Nouveau roman : "Hors des apparences" à découvrir => ici !

dimanche 9 février 2014

Hôtel Victoire

"Six heures du matin, lundi, 26 juin 1950. Branle-bas de combat dans mes escaliers, mes corridors, mes chambres. Tout mon être chavire.  [...] Depuis quelques semaines, la fébrilité qui règne ici s'empare de tout le monde.  [...] Je suis triste de voir partir ces personnes qui m'ont si bien traité pendant vingt ans."  Extrait du livre.

 Un auteur à découvrir...

Nous avions découvert Bernard PELCHAT avec son ouvrage "Des nouvelles de ma sœur" en février 2013. Pour votre plaisir, j’en avais réalisé une chronique publiée sur "La revue 100 % Auteurs" du moment. Cette dernière est notamment présente sur ce blog, ici : Des nouvelles de ma sœur. Ainsi que l’entretien avec l’auteur, ici : Bernard PELCHAT.
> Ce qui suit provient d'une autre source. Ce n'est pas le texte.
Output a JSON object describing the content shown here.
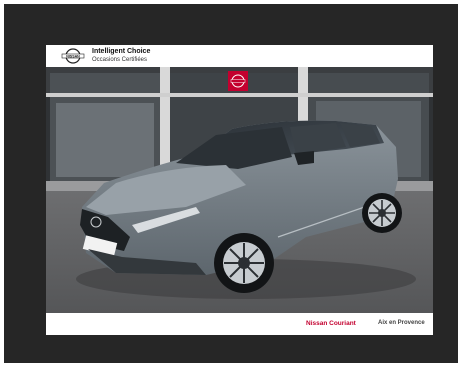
{
  "header": {
    "logo_text": "NISSAN",
    "title": "Intelligent Choice",
    "subtitle": "Occasions Certifiées"
  },
  "footer": {
    "dealer_name": "Nissan Couriant",
    "location": "Aix en Provence"
  },
  "colors": {
    "brand_red": "#c3002f",
    "frame": "#262626"
  }
}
Dans "Des nouvelles de ma sœur", l’auteur nous avait offert un témoignage poignant mettant à fleur de peau votre sensibilité. Dans cet ouvrage, nous avions découvert une belle leçon de courage où l’intensité des émotions était présente tout au long des pages.


Aujourd’hui, nous retrouvons la plume de Bernard PELCHAT dans "Hôtel Victoire", une histoire ne manquant pas d’originalité. Ainsi, les différents narrateurs ne sont autres que l’Hôtel Victoire lui-même et tout ce qu’il comprend, voire même ce qui se trouve alentour ; de "La grosse radio" : "Sous ma belle robe boisée, avec mes luisants boutons noirs et mon cadran lumineux, je serai la star du jour…" au "Registre des réservations" : "On griffonne à qui mieux mieux dans mes espaces libres des noms, des dates et des heures d’arrivée et de départ…", en passant par "Le chœur des clés" : "Nous reposons suspendues à nos crochets respectifs… […] Quand le registre se remplit, nous travaillons fort…", mais encore "L’eau", "La cuisine", "La salle à manger" ou bien "Le journal" de Fernande, "Les tabliers" et "Le tiroir caisse" : "Quand les clients qui quitteront l’hôtel ce matin viendront payer, je serai prêt […] J’adore sentir l’effleurement des billets et entendre le tintement des pièces dans mes compartiments…"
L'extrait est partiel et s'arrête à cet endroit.